The court is allowing the 90-day ban on people coming to the U.S. from the countries, overturning lower court rulings that blocked it. Trump has said the ban would go into effect 72 hours after the ruling. The justices are expected to hear the case in the fall.

The court left one group protected - foreigners with "credible claim of a bona fide relationship with a person or entity in the United States." The court's opinion was unsigned. 

The two versions of the travel ban have been blocked by the courts, at least in part, based on his campaign pledge to block all Muslims from entering the country.

The 4th U.S. Circuit Court of Appeals stated the action of the second executive order was "rooted in religious animus" and intended to bar Muslims. The 9th U.S. Circuit Court of Appeals said the travel ban did not comply with federal immigration law.

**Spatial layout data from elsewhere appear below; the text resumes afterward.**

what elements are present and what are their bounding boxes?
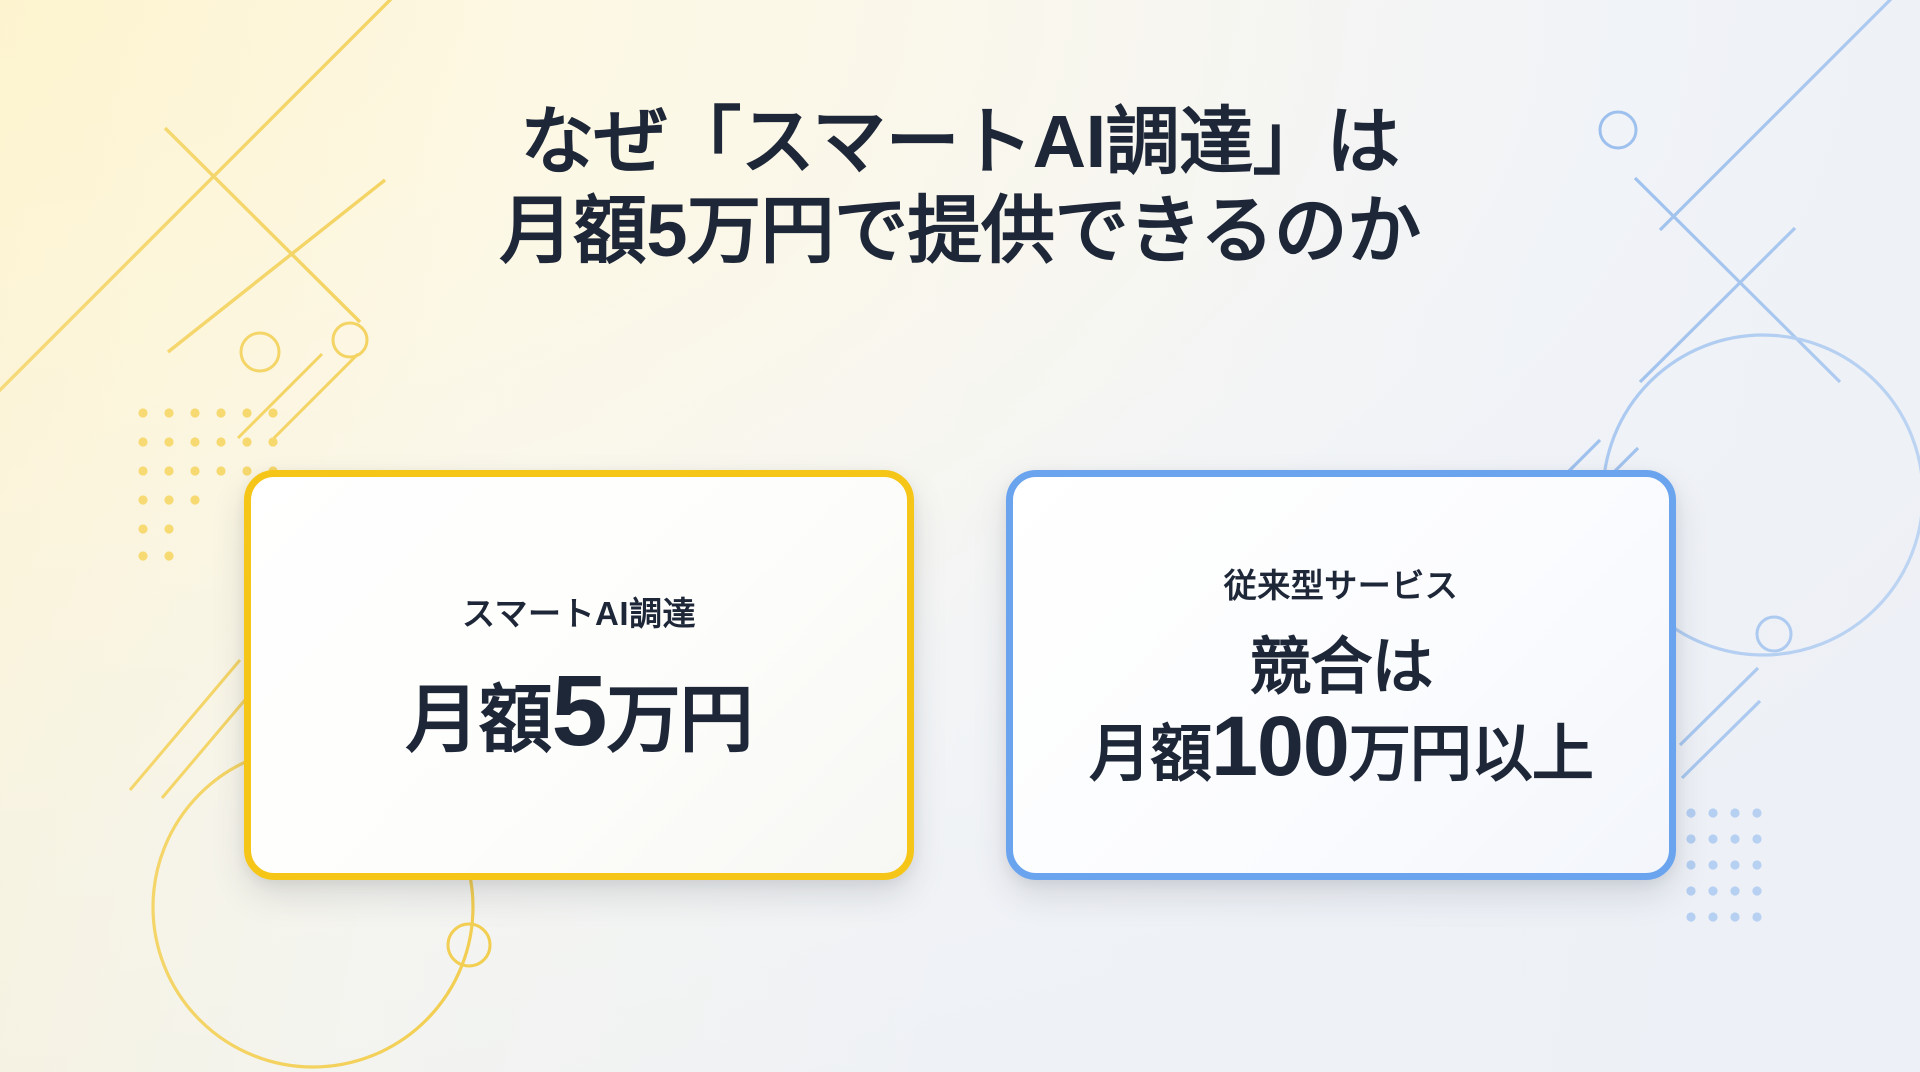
card-conventional-service[interactable]: 従来型サービス 競合は 月額100万円以上 (1006, 470, 1676, 880)
card-value-prefix: 月額 (406, 678, 552, 761)
yellow-circle-outline (238, 330, 282, 374)
card-value-line-2: 月額100万円以上 (1089, 704, 1593, 791)
card-label-conventional: 従来型サービス (1224, 559, 1459, 607)
card-value-smart-ai: 月額5万円 (406, 661, 753, 762)
card-label-smart-ai: スマートAI調達 (462, 587, 696, 635)
page-title: なぜ「スマートAI調達」は 月額5万円で提供できるのか (0, 98, 1920, 276)
yellow-diagonal-lines-upper (210, 330, 400, 440)
yellow-circle-outline-bottom (444, 920, 494, 970)
card-value-suffix-2: 万円以上 (1349, 720, 1593, 789)
comparison-cards: スマートAI調達 月額5万円 従来型サービス 競合は 月額100万円以上 (0, 470, 1920, 880)
card-value-number-2: 100 (1211, 699, 1349, 793)
card-value-conventional: 競合は 月額100万円以上 (1089, 633, 1593, 790)
slide-canvas: なぜ「スマートAI調達」は 月額5万円で提供できるのか スマートAI調達 月額5… (0, 0, 1920, 1072)
card-value-suffix: 万円 (606, 678, 752, 761)
card-smart-ai-procurement[interactable]: スマートAI調達 月額5万円 (244, 470, 914, 880)
page-title-line-2: 月額5万円で提供できるのか (0, 187, 1920, 276)
page-title-line-1: なぜ「スマートAI調達」は (0, 98, 1920, 187)
card-value-prefix-2: 月額 (1089, 720, 1211, 789)
card-value-line-1-text: 競合は (1089, 633, 1593, 704)
card-value-number: 5 (552, 655, 607, 767)
yellow-small-circle-outline (330, 320, 370, 360)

Trump has criticized the judges and courts that ruled against the order, including making the misleading statement that close to 80 percent of the 9th Circuit's rulings are overturned.

He also rebuffed attempts by his own team to get the order called something other than a "ban."

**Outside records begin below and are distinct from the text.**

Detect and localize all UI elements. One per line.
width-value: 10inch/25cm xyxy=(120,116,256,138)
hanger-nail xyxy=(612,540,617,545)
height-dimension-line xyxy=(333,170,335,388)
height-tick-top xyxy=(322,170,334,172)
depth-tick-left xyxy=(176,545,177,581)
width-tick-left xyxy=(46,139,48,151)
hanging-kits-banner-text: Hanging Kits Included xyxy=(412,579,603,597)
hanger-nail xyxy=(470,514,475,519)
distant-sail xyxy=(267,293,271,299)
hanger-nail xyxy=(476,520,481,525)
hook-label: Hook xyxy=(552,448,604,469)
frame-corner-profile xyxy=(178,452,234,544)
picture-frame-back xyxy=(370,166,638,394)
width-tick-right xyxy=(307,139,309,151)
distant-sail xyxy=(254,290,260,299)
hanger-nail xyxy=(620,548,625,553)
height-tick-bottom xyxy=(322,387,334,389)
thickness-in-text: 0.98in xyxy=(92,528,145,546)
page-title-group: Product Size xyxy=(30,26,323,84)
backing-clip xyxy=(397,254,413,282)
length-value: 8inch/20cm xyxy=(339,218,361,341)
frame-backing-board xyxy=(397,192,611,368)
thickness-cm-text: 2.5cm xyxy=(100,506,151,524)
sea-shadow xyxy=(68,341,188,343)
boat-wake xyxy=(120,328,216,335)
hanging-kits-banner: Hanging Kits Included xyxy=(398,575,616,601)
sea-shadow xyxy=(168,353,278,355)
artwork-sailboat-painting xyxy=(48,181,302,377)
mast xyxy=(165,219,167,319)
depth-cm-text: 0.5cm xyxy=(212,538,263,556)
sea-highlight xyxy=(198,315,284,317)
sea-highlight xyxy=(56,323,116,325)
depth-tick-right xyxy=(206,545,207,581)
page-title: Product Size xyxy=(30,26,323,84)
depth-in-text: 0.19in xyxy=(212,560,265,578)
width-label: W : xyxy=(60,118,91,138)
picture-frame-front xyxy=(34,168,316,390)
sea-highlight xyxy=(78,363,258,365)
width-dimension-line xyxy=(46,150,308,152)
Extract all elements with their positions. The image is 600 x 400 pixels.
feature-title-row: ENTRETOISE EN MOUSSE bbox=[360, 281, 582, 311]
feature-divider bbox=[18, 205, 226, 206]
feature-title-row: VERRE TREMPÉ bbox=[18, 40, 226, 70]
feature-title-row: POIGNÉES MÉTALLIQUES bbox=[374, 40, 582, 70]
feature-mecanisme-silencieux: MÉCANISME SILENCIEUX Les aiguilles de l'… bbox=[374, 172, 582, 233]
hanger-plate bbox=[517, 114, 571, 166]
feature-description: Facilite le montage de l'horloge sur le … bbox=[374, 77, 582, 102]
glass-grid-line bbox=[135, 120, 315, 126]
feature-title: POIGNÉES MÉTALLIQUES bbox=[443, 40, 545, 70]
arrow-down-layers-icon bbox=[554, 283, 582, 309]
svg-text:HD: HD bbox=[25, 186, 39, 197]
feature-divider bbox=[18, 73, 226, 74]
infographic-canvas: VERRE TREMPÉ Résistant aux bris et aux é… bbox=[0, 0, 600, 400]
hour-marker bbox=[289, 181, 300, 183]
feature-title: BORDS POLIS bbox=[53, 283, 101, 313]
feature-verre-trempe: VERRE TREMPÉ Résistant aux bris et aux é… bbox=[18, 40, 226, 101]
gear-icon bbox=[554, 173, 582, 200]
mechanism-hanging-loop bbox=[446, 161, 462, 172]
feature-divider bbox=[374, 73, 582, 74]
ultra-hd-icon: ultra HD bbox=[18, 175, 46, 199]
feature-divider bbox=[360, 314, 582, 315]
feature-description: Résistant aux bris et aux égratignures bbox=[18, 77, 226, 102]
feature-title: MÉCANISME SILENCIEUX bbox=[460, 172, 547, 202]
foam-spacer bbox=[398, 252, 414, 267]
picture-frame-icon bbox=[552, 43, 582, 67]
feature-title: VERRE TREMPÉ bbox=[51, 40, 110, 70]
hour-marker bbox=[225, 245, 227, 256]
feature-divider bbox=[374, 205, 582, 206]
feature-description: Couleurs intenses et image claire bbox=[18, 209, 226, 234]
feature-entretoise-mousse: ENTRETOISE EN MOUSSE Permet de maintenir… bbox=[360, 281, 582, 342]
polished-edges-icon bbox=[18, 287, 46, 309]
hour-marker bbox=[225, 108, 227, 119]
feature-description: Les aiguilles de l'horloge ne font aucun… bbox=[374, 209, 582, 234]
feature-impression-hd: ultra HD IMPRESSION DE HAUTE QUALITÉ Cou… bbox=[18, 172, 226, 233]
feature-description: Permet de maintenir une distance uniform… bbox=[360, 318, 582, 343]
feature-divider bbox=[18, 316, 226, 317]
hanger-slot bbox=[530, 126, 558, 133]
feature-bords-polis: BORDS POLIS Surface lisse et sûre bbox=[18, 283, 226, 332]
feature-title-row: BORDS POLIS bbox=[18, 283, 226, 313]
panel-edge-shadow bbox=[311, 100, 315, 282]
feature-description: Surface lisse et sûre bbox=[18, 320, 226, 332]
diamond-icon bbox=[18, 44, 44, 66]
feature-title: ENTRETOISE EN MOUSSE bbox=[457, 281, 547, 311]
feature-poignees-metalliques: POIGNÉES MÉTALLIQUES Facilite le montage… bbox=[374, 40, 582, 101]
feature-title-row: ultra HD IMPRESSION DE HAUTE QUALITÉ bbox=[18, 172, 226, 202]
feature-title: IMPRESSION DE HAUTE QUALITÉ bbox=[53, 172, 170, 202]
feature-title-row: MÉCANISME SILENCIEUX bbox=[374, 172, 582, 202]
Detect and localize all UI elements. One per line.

"People, the lawyers and the courts can call it whatever they want, but I am calling it what we need and what it is, a TRAVEL BAN!," Trump tweeted June 5. " The Justice Dept. should have stayed with the original travel ban, not the watered down, politically correct version they submitted to (the Supreme Court)."

The second executive order, issued in March, revised the first to remove Iraq from the countries affected. It also explicitly exempted residents and visa holders of people originally from Iran, Libya, Somalia, Sudan, Syria and Yemen, and it removed language of preferential treatment to religious minorities of the majority-Muslim nations.

The first executive order, signed Jan. 27, was meant to be in effect for 90 days, halt refugees for 120 days and banned refugees from Syria indefinitely.

The ban went into effect immediately, causing chaos for the Department of Homeland Security, who had not been given guidance on how to implement it. Green card holders and other people legally allowed to travel were detained, and protests took place at airports across the country.

A federal judge in Washington ruled against the ban, and that ruling was upheld by the 9th Circuit.